One final thought: fewer classes is better. If you can get away with the three True20 classes, do so - just provide three to six heroic paths for each.

d20 to True20 - Part 2

Filed under: Aestia — JBowtie @ 11:26 am

(I originally posted this over at the True20 forums)

Combat in True20 is a whole new experience. The True20 and Blue Rose appendices do an excellent job of helping make the transition mechanically - the conversion process is relatively straightfoward and painless. This article is going to talk about integrating the new system into an ongoing campaign.

The biggest obstacle to adopting the new, streamlined system is player resistance. Combat in True20 is considerably more dangerous than in d20. Teams that are used to kicking in the door and going toe-to-toe are going to be in trouble; they’ll have to learn tactics and how to avoid combat through stealth or negotiation. Some people are not going to be happy.

Start by simply recalculating everybody’s basic combat stats (attack, defense, damage, and toughness). I find it makes things clearer to write the damage DC (15 +damage) next to a weapon’s final damage; it helps people gauge the relationship to toughness a bit better.

Introduce the damage track. You’ll need to run a sample combat at this juncture, so that everyone can get their heads around the basic flow of combat. Gloss over multiple attacks and AoO; you’re going to need to eliminate those, but just handwave it at this point; if you mention it too early it will colour people’s reactions negatively (unless you’ve already houseruled them away/know your group hates them).

The very next thing you do is introduce the minions rule. Take special care to emphasise this, as it causes a big adjustment in player perception. See, you’ve just demonstrated that True20 combat flows differently and is more lethal. By introducing the minions rule, you’re tamping down the overall danger level - they won’t consider “standard” encounters as overly threatening, and will instead be able to concentrate on those really critical battles.

Now, you need to eliminate attacks of opportunity and multiple attacks per round. High-level fighters may object to this, even if they don’t use the full attack action all the time. I usually point out that their (more numerous) enemies no longer enjoy these advantages, and that they no longer provoke attacks of opportunity themselves, allowing them to move about more freely and take other actions (like drinking potions) that they might otherwise be too paranoid to take. And your spellcasters will be happy.

Spend some time going over the Conviction benefits. I ended up with a half-page summary of all the things they could do with Conviction in combat; this addressed a lot of perceived issues with the new system.

Here’s how I summarized the major changes for my group.

* (new combat stats)
* You get one attack per round. If you have 2-weapon fighting, you get two attacks.
* You can spend a point of Conviction to take an extra standard action (which includes an attack!) anytime during a round.
* You can take 10 on your attack rolls except when fighting unique individuals.
* Only unique individuals can score criticals or called shots.
* If a minion fails a toughness save, they’re dead; you can choose to inflict a lesser penalty.
* You can spend a Conviction point to counter a bad Toughness save.
* (other Conviction uses)

With all that out of the way, here’s some advice on other conversion issues.

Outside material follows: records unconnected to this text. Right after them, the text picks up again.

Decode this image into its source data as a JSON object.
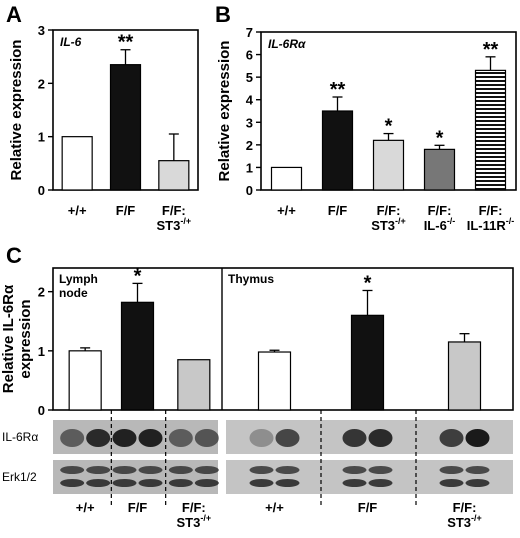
{
  "panels": {
    "a": {
      "letter": "A"
    },
    "b": {
      "letter": "B"
    },
    "c": {
      "letter": "C"
    }
  },
  "chart_data": [
    {
      "id": "A",
      "type": "bar",
      "annotation": "IL-6",
      "ylabel": "Relative expression",
      "ylim": [
        0,
        3
      ],
      "yticks": [
        0,
        1,
        2,
        3
      ],
      "categories": [
        [
          "+/+"
        ],
        [
          "F/F"
        ],
        [
          "F/F:",
          "ST3",
          "-/+"
        ]
      ],
      "values": [
        1.0,
        2.35,
        0.55
      ],
      "errors": [
        0,
        0.28,
        0.5
      ],
      "significance": [
        "",
        "**",
        ""
      ],
      "colors": [
        "#ffffff",
        "#111111",
        "#d9d9d9"
      ]
    },
    {
      "id": "B",
      "type": "bar",
      "annotation": "IL-6Rα",
      "ylabel": "Relative expression",
      "ylim": [
        0,
        7
      ],
      "yticks": [
        0,
        1,
        2,
        3,
        4,
        5,
        6,
        7
      ],
      "categories": [
        [
          "+/+"
        ],
        [
          "F/F"
        ],
        [
          "F/F:",
          "ST3",
          "-/+"
        ],
        [
          "F/F:",
          "IL-6",
          "-/-"
        ],
        [
          "F/F:",
          "IL-11R",
          "-/-"
        ]
      ],
      "values": [
        1.0,
        3.5,
        2.2,
        1.8,
        5.3
      ],
      "errors": [
        0,
        0.62,
        0.3,
        0.18,
        0.6
      ],
      "significance": [
        "",
        "**",
        "*",
        "*",
        "**"
      ],
      "colors": [
        "#ffffff",
        "#111111",
        "#d9d9d9",
        "#777777",
        "stripes"
      ]
    },
    {
      "id": "C",
      "type": "bar",
      "ylabel": [
        "Relative IL-6Rα",
        "expression"
      ],
      "ylim": [
        0,
        2.4
      ],
      "yticks": [
        0,
        1,
        2
      ],
      "groups": [
        {
          "name": [
            "Lymph",
            "node"
          ],
          "values": [
            1.0,
            1.82,
            0.85
          ],
          "errors": [
            0.05,
            0.32,
            0
          ],
          "significance": [
            "",
            "*",
            ""
          ]
        },
        {
          "name": [
            "Thymus"
          ],
          "values": [
            0.98,
            1.6,
            1.15
          ],
          "errors": [
            0.03,
            0.42,
            0.14
          ],
          "significance": [
            "",
            "*",
            ""
          ]
        }
      ],
      "colors": [
        "#ffffff",
        "#111111",
        "#c8c8c8"
      ],
      "blot_labels": [
        "IL-6Rα",
        "Erk1/2"
      ],
      "categories": [
        [
          "+/+"
        ],
        [
          "F/F"
        ],
        [
          "F/F:",
          "ST3",
          "-/+"
        ],
        [
          "+/+"
        ],
        [
          "F/F"
        ],
        [
          "F/F:",
          "ST3",
          "-/+"
        ]
      ]
    }
  ]
}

Weapons that do negligible amounts of damage (1d3 or less) can be converted to +0 or even negative values. Nonsense values such as 1d1-1 can become -3 or something similar, making the Toughness DC 12 (only a threat to unarmoured characters with low constitutions). This makes much more sense, even if it looks a little odd.

Feats that are activated by taking a “full-round attack action” can usually apply their effects to a standard attack. If really wanted, you can continue to use them as written, only now the character is giving up a move action rather than additional attacks.

In many cases, you can simply eliminate feats that adjust hit points (alternately, allow a bonus to Toughness). Feats that affect AC should add to either defense (preferred) or toughness. In many cases, you can simply eliminate the feat in question and substitute a more generic True20 equivalent. Feats that allow additional attacks should either be tossed or require the use of Conviction.